Tennessee Vehicle Registration Cost

Tennessee has one of the more distinctive sales tax structures in the US: 7% state tax on the FULL purchase price, plus a "single article tax" of 2.75% on the portion between $1,600 and $3,200 (max $44), plus local sales tax of 2.25-2.75% applied ONLY to the first $1,600 of purchase. The combined effective rate on a typical $35,000 vehicle works out to roughly 7.2% — counterintuitively LOWER than the headline 9.25-9.75% you'd see in retail stores, because local tax doesn't scale with vehicle price. Beyond sales tax: $29/year state registration, county wheel taxes from $0 to $55 (36 of 95 counties have none), $14 title fee, and a stiff EV surcharge of $200/year (rising to $274 in 2027). Tennessee has no state income tax, so vehicle fees and the gas tax carry more weight in funding state operations. A new $35,000 vehicle in Davidson County (Nashville, $55 wheel tax) runs about $2,617 in first-year costs; in a no-wheel-tax county that drops to about $2,562.

First-year total
$2,573
on a $35,000 new gas vehicle
Annual renewal
$59
recurring
Sales tax
$2,490
one-time on $35,000

Calculate your cost

Itemized breakdown

State Registration Fee (annual) $29
County Wheel Tax (typical) (annual) $30
Title Fee $14
License Plate Fee $10
Sales Tax $2,490
First-year total $2,573
Annual renewal thereafter $59

How Tennessee calculates registration

Sales tax

Tennessee charges 7% state sales tax , with typical local rates around 2.5% (range: 2.25%–2.75%). Trade-in credit: full. Tax basis: purchase price.

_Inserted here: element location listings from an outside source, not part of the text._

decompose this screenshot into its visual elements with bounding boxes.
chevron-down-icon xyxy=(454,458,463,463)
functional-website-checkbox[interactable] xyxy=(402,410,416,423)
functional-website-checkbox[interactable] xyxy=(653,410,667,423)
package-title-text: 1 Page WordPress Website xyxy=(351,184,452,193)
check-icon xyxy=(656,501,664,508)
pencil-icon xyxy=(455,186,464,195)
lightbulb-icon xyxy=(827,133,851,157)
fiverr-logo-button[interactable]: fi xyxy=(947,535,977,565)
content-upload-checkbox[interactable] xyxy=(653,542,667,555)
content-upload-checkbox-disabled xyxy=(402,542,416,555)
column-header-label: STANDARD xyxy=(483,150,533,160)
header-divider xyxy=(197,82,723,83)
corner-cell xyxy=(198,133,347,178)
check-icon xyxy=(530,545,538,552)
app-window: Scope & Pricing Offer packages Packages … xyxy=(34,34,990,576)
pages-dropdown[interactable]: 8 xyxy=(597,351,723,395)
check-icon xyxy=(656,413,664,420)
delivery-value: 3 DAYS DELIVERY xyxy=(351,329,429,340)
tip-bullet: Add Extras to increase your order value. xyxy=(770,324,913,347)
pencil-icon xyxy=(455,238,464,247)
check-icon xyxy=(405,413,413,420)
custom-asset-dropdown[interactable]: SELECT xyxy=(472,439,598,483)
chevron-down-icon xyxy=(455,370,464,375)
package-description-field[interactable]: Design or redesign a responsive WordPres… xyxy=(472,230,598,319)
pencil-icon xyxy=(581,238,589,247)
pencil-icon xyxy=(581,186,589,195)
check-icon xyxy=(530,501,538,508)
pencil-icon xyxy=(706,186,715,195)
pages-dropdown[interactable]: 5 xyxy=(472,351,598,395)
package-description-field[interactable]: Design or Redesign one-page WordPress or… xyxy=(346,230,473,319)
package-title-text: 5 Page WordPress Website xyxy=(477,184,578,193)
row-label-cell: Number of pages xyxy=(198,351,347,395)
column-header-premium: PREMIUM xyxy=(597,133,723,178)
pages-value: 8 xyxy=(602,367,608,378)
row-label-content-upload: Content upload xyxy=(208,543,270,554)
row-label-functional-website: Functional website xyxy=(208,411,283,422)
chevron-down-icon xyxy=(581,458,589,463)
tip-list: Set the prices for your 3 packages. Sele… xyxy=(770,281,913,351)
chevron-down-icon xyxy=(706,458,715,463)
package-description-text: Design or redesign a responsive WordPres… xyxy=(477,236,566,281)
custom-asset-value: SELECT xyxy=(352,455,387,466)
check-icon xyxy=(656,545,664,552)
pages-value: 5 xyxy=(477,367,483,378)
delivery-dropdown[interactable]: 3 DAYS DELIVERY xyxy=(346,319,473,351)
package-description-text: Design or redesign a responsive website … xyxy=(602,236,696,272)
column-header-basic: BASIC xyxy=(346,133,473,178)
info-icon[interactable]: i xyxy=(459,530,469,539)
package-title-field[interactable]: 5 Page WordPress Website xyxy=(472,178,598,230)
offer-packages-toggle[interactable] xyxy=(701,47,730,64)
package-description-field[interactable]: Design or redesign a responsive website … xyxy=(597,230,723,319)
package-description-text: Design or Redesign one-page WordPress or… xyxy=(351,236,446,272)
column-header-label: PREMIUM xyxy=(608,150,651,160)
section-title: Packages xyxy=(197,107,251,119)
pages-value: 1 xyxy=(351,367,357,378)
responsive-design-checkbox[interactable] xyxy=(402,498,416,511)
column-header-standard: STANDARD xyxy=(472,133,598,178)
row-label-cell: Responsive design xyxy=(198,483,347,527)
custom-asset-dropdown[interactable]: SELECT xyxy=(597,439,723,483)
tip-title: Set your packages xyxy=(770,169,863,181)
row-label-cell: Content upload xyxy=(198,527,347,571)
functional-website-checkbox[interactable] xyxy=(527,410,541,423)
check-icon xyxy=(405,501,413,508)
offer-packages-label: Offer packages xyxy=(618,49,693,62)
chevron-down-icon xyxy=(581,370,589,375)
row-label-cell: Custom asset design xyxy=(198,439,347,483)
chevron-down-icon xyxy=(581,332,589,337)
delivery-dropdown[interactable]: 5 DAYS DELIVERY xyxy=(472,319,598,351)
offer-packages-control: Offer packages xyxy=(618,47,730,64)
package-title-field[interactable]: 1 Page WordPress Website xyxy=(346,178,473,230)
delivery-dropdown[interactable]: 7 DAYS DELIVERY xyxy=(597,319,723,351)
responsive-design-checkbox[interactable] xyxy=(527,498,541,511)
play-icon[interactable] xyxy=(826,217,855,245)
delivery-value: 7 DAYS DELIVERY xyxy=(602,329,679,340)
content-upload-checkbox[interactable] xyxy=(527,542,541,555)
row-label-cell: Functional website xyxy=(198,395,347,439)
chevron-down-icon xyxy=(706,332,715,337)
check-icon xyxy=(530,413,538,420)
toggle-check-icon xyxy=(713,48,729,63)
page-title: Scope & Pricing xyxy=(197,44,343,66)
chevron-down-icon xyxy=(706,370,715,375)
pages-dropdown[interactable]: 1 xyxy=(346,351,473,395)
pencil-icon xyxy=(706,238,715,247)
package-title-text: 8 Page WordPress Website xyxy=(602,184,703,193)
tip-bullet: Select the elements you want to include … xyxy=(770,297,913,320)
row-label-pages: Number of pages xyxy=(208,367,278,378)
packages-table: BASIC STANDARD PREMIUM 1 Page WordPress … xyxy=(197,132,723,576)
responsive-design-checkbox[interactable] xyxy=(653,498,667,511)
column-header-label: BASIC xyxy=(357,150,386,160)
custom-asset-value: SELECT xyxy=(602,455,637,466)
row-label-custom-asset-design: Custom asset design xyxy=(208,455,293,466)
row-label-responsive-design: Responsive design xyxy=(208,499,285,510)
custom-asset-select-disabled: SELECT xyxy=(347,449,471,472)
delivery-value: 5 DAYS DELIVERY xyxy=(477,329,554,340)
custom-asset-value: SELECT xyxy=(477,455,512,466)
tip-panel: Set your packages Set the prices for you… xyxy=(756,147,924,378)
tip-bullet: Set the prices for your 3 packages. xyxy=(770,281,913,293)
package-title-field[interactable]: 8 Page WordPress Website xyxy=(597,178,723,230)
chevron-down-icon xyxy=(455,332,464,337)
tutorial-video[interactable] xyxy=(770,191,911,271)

Tennessee's vehicle sales tax has three components that work together: (1) state sales tax of 7% on the FULL purchase price, (2) the "single article tax" of 2.75% applied to the portion of price between $1,600.01 and $3,200 (capped at $44), and (3) local sales tax of 2.25-2.75% applied ONLY to the first $1,600 of purchase. Our calculator includes #1 and approximates #3 via the $1,600 cap; the $44 single article tax adds a small amount not modeled here. Total tax on a $35,000 vehicle in Davidson County is approximately $2,530.

Electric vehicle surcharge

Tennessee charges an additional $200/year for electric vehicles.

Per TN Code §55-6-107. Battery EVs pay $200/year through December 31, 2026, rising to $274/year starting January 1, 2027 (indexed annually to inflation thereafter). Plug-in hybrids and conventional hybrids pay $100/year through 2027. Tennessee has no state income tax, so EV fees and the gas tax fund the bulk of state road maintenance.